In this project, I compare and contrast tree-based methods for predicting complications of myocardial infarction (i.e., heart attack).
The task is to predict whether the patient will incur a complication or not (binary classification task) given the patient's characteristics and to present decision-makers some insights over what features are critical in predicting complications (feature importance).
I apply methods to a publicly available UCI dataset with a size of 1700 patients. The dataset was collected in a clinical hospital in Krasnoyarsk, Russia from 1992-1995. The database contains information about 111 medical features and a binary output representing if a patient with myocardial infarction shows complications or not.
There were several variable categories in the dataset:
- General input values (e.g., ID, age, gender),
- Inputs from anamnesis (e.g., arrhythmia, obesity, bronchial asthma, exertional angina pectoris in the anamnesis),
- Inputs from electrocardiography (e.g., ventricular fibrillation, sinoatrial block on ECG),
- Inputs from the serum (e.g., serum potassium content, serum sodium content)
- Inputs from intensive care units (e.g., use of liquid nitrates in ICU, use of opioid drugs in the ICU), and
- Results from the emergency cardiology team (e.g., systolic blood pressure, diastolic blood pressure according to the emergency cardiology team).

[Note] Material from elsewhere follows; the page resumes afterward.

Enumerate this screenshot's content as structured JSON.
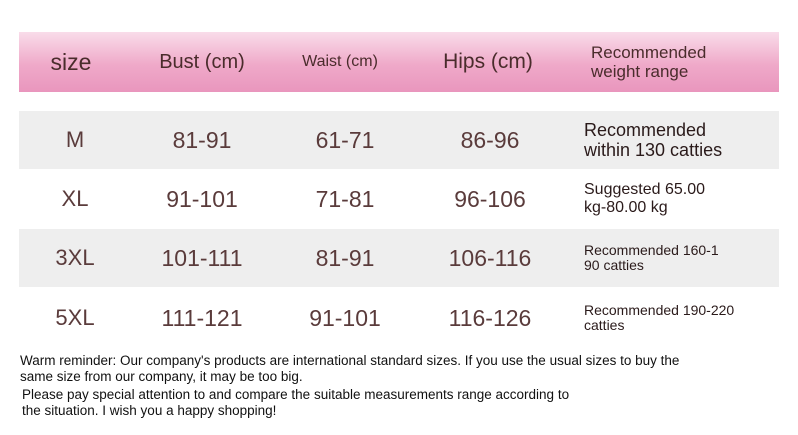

I apply the following pre-processing techniques:
- Removing columns/rows with too many missing values
- K-nearest neighbor imputation (binary and continuous variables)
- Most-frequent imputation (categorical variables)

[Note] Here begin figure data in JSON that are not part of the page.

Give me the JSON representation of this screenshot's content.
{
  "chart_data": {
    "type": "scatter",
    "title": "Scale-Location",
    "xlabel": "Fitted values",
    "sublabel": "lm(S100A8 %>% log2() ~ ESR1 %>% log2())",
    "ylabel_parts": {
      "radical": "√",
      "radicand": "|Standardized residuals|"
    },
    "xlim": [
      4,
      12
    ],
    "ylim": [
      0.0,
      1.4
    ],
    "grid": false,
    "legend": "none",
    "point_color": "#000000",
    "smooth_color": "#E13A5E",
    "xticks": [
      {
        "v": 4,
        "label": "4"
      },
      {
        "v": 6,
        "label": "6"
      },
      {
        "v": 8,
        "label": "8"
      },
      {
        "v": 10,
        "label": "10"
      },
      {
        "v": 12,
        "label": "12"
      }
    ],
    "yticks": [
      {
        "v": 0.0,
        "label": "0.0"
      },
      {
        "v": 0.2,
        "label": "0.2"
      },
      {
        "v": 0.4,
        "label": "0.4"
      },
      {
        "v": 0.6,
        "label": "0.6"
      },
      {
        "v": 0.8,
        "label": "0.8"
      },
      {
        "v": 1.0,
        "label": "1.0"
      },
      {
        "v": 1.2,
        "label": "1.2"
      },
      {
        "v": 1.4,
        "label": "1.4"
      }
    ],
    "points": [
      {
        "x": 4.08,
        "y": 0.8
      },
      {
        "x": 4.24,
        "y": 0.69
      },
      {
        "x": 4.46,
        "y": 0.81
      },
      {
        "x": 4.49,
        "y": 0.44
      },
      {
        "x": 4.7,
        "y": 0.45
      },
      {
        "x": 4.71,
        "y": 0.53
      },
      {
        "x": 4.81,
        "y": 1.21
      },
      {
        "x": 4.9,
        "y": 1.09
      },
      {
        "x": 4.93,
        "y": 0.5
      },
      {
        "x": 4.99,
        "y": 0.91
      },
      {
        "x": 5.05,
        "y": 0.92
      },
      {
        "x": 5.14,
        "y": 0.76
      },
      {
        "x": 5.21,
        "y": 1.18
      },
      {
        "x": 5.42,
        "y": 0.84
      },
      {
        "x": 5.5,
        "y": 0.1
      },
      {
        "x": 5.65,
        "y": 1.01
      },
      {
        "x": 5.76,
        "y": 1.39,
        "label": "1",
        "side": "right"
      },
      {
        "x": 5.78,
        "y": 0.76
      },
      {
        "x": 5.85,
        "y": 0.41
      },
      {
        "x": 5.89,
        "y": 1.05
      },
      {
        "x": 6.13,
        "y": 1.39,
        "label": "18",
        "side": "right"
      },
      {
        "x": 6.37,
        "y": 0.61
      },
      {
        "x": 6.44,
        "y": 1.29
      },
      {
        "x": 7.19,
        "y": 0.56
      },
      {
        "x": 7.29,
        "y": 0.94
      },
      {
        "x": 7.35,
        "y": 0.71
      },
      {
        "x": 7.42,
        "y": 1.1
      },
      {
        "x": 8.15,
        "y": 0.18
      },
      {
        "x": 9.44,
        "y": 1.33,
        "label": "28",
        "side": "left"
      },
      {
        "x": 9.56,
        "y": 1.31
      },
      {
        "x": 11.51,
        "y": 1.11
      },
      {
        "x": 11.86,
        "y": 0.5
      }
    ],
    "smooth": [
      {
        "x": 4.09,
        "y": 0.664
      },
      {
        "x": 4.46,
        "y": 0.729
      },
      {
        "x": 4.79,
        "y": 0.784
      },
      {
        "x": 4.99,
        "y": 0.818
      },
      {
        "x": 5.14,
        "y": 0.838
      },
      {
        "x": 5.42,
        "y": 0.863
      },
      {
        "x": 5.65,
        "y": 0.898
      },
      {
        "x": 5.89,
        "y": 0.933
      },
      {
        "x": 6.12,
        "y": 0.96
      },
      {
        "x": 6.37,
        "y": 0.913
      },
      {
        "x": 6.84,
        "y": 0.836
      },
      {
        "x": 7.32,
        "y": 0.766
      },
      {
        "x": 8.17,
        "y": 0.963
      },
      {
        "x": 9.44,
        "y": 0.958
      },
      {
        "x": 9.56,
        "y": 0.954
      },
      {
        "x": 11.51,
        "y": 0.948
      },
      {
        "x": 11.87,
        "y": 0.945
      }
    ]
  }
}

- One-hot encoding (categorical variables)
- Standardization (continuous variables)
Remember that the goal is to present decision-makers insights over what features are important in predicting complications before they occur. Only a few sets of machine learning algorithms can be useful, as most algorithms are not interpretable.
With this goal in mind, I use the following tree-based methods:
- Decision Tree,
- Random forest, and
- XGboost
For both decision tree and random forest, I use Recursive Feature Elimination technique to identify the number of features with the best accuracy. Once I find the number of features, I identify the selected features for each algorithm.
For XGBoost algorithm, instead of using recursive elimination, I generate a feature importance graph and identify the most critical features in predicting the complications.
In the end, I identify three feature sets with different number of features for Decision Tree and XGBoost, and four feature sets for Random Forest.
The results of each model can be found in Table 5.1, where various indicators showing the performance of each model are tabulated. The models with the highest accuracy scores for each algorithm are highlighted. As can be observed, it is the random forest algorithm with 20 features that gives the best accuracy results.
I use Receiver Operating Curve (ROC) graph and Area under the Curve (AUC) metric to compare model performances.
With 0.5 AUC score signifying an algorithm having a 50% chance of distinguishing between classes, it was found that XGboost with all of the features have 0.72 AUC, while random forest with 20 features has 0.70 AUC, followed by 0.65 AUC of simple decision tree with 15 features.
The 9 most important features are the same across all algorithms. These features are the following:
- Age
- Serum potassium content (K_BLOOD)
- Serum sodium content (Na_BLOOD)
- Serum A1AT content (ALT_BLOOD)
- Serum AsAT content (AST BLOOD)
- Erythrocyte sedimentation rate (ROE)
- White blood cell count (L_BLOOD)
- Systolic blood pressure according to intensive care unit (S_AD_ORIT)
- Diastolic blood pressure according to intensive care unit (D_AD_ORIT)
My study had several limitations:
- The raw data had many missing values. The solution was to remove rows and features with missing values above a certain threshold (around 40%).
- I obtained a low accuracy around 65%. The reason could be that during the pre-processing, important variables could have been removed.